Ba'asyir mulls challenging court verdict
Yogita Tahilramani, The Jakarta Post, Jakarta
In a bizarre turn of events, Muslim cleric Abu Bakar Ba'asyir is considering legal measures to challenge a 1985 Supreme Court verdict sentencing him to nine years in jail for subversion.
The verdict has only just been served upon him over 16 years after it was originally handed down.
Ba'asyir's lawyer, Mahendra Datta, said on Wednesday that his client was ready to face arrest based upon the verdict, but he was not going to sign the verdict's formal notification, and would instead take legal measures to try and overturn it.
"We could request the Supreme Court to issue a ruling annulling the verdict as the subversion law has been repealed. The second alternative is to legally demand a review of the verdict. Third, we could seek an amnesty from President Megawati Soekarnoputri," Mahendra said.
Apparently out of the blue, the Supreme Court has sent a notification to Abu Bakar Ba'asyir of a verdict sentencing him to a nine-year jail term for subversion.
The notification was dated Feb. 6, 1985 but was only received by the cleric this week, Mahendra Datta said.
"Indonesia, according to my client, is buckling under pressure from neighboring countries Singapore and Malaysia, and the United States as well, to put him away for good... over unsubstantiated beliefs that he is linked to terrorist groups," Mahendra told The Jakarta Post on Wednesday.

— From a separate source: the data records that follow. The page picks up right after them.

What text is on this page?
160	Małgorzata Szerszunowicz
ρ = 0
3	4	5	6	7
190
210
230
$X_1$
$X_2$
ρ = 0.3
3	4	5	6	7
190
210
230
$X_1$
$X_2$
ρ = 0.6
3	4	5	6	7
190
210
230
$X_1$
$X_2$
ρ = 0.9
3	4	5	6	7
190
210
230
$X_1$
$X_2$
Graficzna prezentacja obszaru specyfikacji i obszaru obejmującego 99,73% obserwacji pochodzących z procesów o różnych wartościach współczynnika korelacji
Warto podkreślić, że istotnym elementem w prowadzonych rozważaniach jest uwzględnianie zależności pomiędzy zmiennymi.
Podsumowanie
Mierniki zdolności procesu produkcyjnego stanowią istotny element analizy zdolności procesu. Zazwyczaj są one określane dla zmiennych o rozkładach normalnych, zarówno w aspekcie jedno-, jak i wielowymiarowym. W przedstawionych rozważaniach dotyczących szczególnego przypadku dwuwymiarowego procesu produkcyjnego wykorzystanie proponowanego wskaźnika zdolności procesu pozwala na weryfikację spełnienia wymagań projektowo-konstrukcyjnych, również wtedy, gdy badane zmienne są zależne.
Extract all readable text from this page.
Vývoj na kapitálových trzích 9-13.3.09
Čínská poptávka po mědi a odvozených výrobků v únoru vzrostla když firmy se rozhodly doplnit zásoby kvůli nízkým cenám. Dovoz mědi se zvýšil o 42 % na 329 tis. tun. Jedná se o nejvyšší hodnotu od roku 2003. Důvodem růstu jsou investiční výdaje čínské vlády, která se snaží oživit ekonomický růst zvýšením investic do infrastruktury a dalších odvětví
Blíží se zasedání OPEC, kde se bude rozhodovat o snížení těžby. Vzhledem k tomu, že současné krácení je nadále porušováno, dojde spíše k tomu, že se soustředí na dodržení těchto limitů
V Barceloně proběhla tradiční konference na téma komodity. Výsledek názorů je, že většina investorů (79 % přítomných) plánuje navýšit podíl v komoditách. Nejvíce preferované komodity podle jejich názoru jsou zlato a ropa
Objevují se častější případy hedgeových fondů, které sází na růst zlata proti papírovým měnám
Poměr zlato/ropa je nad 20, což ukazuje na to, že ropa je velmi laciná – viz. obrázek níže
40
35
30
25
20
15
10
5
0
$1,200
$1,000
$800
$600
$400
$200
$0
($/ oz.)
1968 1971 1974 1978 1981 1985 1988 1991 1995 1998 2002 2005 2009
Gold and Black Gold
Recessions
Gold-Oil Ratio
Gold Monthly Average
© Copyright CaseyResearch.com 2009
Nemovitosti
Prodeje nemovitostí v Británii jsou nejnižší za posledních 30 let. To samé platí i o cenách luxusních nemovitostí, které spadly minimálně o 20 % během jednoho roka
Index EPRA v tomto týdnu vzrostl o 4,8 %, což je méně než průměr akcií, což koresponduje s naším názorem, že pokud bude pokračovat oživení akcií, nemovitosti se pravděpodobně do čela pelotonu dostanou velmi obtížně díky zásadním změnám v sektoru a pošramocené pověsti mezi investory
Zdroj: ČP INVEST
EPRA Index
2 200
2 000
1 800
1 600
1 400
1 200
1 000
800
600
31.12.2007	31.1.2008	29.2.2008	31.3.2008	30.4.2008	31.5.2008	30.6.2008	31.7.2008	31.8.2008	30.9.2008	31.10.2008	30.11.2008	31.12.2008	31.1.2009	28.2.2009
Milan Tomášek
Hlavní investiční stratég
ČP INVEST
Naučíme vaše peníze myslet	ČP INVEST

The Supreme Court stated that Ba'asyir had been found guilty of agitating for the establishment of an Islamic state. The verdict, which was issued under the 1963 subversion law, overturned a lower court ruling that halved a nine-year jail term imposed upon him by the Sukohardjo District Court in Central Java in 1978.
Ba'asyir had been tried for his involvement with Komando Jihad, a hard-line group which was fighting for an Islamic state.
With his jail term halved, he later ended up settling in Malaysia with his friend, the late Indonesian Muslim cleric Abdullah Achmad Sungkar, who was jailed in Indonesia on the same charges as Ba'asyir, and also had his jailterm halved.
Ba'asyir returned to Indonesia in 1999, after residing in Malaysia for some time as a preacher known for his hard-line teachings.
Indonesian Police have recently questioned Ba'asyir, who is notorious for espousing a firebrand form of Islam, over his alleged ties with international terrorist groups.
Ba'asyir also recently launched a billion dollar lawsuit in the South Jakarta District Court against the Singapore government for accusing him of being a terrorist.
"Why has the notification of the verdict only come now? Ba'asyir has been in Indonesia since 1999. The Indonesian government recently sent a letter to the Supreme Court that recommended that Ba'asyir's lawsuit (against the Singapore government) should be halted. If this isn't intervention, what is it then?" Mahendra said.
Foreign ministry spokesman Marty Natalegawa denied the allegation that the government had intervened in the court process.
"The Indonesian government did send a letter to the Supreme Court, as a form of a legal advice, that all foreign embassies enjoy immunity under the 1961 Vienna Convention," Marty told the Post on Wednesday.